When I rode to work this morning, I found a seat waiting for me on my 3 train out of Grand Army Plaza and another on the 5 that greeted me at Nevins St. On a typical Monday morning, finding seats on both of those trains is a rarity, but today is not a typical Monday. Rather, it is Columbus Day, a loosely celebrated federal holiday during which some, but not all, New Yorkers have off. I noticed the subways were noticeably emptier this morning and so too did the MTA.
Starting today, the authority has launched a pilot program that will see service reduced on the numbered IRT lines during minor holidays. Instead of operating trains on a weekend schedule as the TA does for Independence Day, Memorial Day and the like, Transit will instead run trains at around 75 percent of normal on Martin Luther King Day, Good Friday, Columbus Day, the Friday after Thanksgiving, Christmas Eve, the three weekdays following Christmas and New Year’s Eve if it falls on a weekday. Demand, says the authority, is usually 60 percent of normal during those so-called minor holidays.
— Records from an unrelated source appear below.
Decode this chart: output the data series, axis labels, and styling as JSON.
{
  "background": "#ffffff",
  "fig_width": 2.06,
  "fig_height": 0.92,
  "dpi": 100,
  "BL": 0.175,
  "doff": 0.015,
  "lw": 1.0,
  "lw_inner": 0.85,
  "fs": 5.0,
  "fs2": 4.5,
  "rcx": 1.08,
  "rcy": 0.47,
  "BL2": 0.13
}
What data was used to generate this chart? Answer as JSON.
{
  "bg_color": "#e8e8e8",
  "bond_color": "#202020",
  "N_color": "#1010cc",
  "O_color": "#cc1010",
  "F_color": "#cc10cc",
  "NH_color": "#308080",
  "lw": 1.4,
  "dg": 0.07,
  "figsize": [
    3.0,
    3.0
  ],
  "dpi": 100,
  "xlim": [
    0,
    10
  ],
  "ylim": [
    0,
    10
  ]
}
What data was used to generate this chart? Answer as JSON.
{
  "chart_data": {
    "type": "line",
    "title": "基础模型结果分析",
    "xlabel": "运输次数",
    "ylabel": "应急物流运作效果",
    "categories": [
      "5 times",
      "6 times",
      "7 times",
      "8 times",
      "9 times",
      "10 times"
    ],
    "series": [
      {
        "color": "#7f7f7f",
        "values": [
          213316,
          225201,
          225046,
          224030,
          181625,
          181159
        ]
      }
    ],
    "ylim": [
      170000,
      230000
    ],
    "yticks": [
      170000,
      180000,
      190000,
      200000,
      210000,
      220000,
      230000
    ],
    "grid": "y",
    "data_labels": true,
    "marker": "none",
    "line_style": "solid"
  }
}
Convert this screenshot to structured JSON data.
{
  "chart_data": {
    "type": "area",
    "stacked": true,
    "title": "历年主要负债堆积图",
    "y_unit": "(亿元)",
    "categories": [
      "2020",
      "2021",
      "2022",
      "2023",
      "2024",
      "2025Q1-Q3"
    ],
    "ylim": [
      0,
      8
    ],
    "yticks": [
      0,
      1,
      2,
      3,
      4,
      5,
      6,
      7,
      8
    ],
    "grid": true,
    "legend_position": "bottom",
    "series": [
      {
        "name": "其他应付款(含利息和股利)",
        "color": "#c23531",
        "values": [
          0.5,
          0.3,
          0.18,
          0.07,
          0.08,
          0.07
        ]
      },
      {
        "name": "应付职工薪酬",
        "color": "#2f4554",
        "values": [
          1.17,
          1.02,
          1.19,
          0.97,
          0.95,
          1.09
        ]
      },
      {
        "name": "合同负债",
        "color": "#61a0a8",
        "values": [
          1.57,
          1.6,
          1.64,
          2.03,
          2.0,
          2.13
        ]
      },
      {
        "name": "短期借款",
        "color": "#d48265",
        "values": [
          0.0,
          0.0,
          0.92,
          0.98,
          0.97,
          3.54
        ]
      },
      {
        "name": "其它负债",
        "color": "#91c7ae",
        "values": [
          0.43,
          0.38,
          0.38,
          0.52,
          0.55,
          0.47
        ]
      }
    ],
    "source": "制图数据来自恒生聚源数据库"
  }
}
As far as the nitty gritty goes, peak hour wait times will increase by at most 1-2 minutes while off-peak wait times might be a bit longer, and the initial A Division-only pilot will save the authority $200,000. Transit anticipates “significant additional savings on an annual basis” when and if the program expands to include B Division lettered trains as well.
Reaction to the new plan has been decidedly mixed, as The Post reported today. “If it ends up reducing service and causing problems for people, you really have to question whether it’s worth it. For some of these minor holidays, I’m not sure how much of a decrease there really is,” William Henderson of the MTA’s Permanent Citizens Advisory Committee said, citing the day after Thanksgiving as a popular day for the subways.”
On the other hand, though, the MTA says that “reduction in service is smaller than the reduction in ridership” on this minor weekday holidays, and anecdotally, the subways are often emptier during these holidays than they are on a typical weekday. So I pose this to you: Death by 1000 cuts or a service adjustment that makes sense considering the circumstances?